Pamela Knight, a child protective investigator with the Illinois Department of Children and Family Service (DCFS), was sent to check on the welfare of a child last fall. When she arrived at the child’s residence, the father viciously attacked her. She died months later as a result of the injuries she sustained during the attack.
Countless AFSCME members put their lives on the line every day to serve their communities with the same dedication and bravery that Sister Knight, a member of AFSCME Local 448 (Council 31), showed throughout her career.
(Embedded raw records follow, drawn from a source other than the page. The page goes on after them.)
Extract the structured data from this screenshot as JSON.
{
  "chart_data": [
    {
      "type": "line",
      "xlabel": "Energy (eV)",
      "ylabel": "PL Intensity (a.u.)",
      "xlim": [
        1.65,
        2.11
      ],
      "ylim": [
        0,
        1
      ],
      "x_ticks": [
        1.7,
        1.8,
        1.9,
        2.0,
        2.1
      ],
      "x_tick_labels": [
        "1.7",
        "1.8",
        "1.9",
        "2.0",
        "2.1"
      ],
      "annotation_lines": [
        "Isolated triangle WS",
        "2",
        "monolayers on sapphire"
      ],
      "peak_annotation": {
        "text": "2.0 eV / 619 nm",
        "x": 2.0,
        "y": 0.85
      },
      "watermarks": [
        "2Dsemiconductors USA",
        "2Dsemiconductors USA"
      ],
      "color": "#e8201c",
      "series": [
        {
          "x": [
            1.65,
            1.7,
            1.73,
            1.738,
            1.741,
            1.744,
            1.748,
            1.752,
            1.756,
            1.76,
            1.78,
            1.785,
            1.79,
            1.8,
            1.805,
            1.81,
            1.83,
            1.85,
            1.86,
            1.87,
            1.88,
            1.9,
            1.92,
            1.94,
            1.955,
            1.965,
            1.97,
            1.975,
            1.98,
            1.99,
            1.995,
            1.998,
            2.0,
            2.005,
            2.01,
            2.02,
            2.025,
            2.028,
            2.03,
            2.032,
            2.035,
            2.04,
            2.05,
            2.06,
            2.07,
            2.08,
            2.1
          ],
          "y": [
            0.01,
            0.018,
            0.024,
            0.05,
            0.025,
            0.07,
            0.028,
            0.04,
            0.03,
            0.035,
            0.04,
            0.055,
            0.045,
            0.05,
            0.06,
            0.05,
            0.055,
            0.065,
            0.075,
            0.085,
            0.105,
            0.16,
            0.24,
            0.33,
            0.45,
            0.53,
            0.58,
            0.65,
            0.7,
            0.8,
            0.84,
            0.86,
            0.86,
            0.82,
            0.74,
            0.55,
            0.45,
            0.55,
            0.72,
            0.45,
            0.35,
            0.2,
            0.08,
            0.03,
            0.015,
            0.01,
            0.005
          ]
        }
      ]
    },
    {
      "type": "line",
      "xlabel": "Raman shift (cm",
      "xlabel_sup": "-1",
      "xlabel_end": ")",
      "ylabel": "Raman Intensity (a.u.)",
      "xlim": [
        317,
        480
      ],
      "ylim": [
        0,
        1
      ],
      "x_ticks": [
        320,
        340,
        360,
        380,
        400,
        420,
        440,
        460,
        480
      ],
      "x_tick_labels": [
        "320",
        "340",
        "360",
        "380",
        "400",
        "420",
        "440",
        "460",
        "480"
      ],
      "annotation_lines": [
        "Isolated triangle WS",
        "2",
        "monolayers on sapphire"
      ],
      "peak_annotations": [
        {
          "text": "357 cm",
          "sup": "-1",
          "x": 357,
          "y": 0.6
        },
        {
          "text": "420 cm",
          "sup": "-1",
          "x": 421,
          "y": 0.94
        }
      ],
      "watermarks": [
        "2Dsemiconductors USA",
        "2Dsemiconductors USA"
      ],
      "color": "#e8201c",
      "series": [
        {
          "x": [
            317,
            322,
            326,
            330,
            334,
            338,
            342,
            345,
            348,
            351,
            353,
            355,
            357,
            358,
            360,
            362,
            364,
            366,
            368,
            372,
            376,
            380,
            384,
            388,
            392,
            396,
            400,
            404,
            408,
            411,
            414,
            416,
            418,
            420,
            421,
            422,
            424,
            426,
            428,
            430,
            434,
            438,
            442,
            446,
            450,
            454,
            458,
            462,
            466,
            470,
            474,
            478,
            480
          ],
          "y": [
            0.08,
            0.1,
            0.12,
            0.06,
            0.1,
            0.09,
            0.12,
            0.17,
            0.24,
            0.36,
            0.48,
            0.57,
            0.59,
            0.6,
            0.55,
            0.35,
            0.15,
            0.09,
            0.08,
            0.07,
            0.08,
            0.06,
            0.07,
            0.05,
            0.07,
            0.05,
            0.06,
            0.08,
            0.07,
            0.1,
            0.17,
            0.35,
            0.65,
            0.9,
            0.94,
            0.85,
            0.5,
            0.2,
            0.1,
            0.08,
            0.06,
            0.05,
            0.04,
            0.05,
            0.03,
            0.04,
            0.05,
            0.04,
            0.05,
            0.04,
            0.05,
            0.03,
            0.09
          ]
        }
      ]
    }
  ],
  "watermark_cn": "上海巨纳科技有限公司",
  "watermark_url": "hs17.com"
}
Her tragic story is emblematic of a much larger problem of workplace violence.
According to an April 2018 report titled “Death on the Job, The Toll of Neglect, 2018” issued by the AFL-CIO, “Workplace violence is a major problem that is getting worse for workers in the United States. It is now the second-leading cause of death on the job and the fourth-leading cause of nonfatal injury. … In 2016, one in every six work-related deaths was attributed to workplace violence.”
Those facts, however, may represent only a fraction of the problem, since workplace violence is also frequently underreported.
Health care workers in particular face frequent workplace violence, in addition to the many other vital jobs that AFSCME members perform. While AFSCME has long fought to raise awareness and to stem workplace violence, more laws need to be passed to reverse the dangerous trend of rising workplace violence.
That is why AFSCME is a strong backer of a new bill, “Workplace Violence Prevention for Health Care and Social Service Workers Act,” which has been introduced by Reps. Bobby Scott of Virginia and Joe Courtney of Connecticut.
The bill would help protect hospital, psychiatric, behavioral health care, EMS workers and others by requiring the Occupational Health and Safety Administration (OSHA) to issue a federal worker-protection standard. This would require employers in the health care and social service fields to adopt plans aimed at protecting their employees from workplace violence.
AFSCME President Lee Saunders said: “We applaud Congressmen Scott and Courtney for pressing for a federal OSHA standard that calls on employers to identify clear patterns and risk factors that put mental health professionals, hospital and EMS workers, and too many others at a high risk of experiencing workplace violence.”
Saunders added, “AFSCME members in these professions work hard every day to make their communities healthier and stronger, and for that they deserve respect and protection on the job.”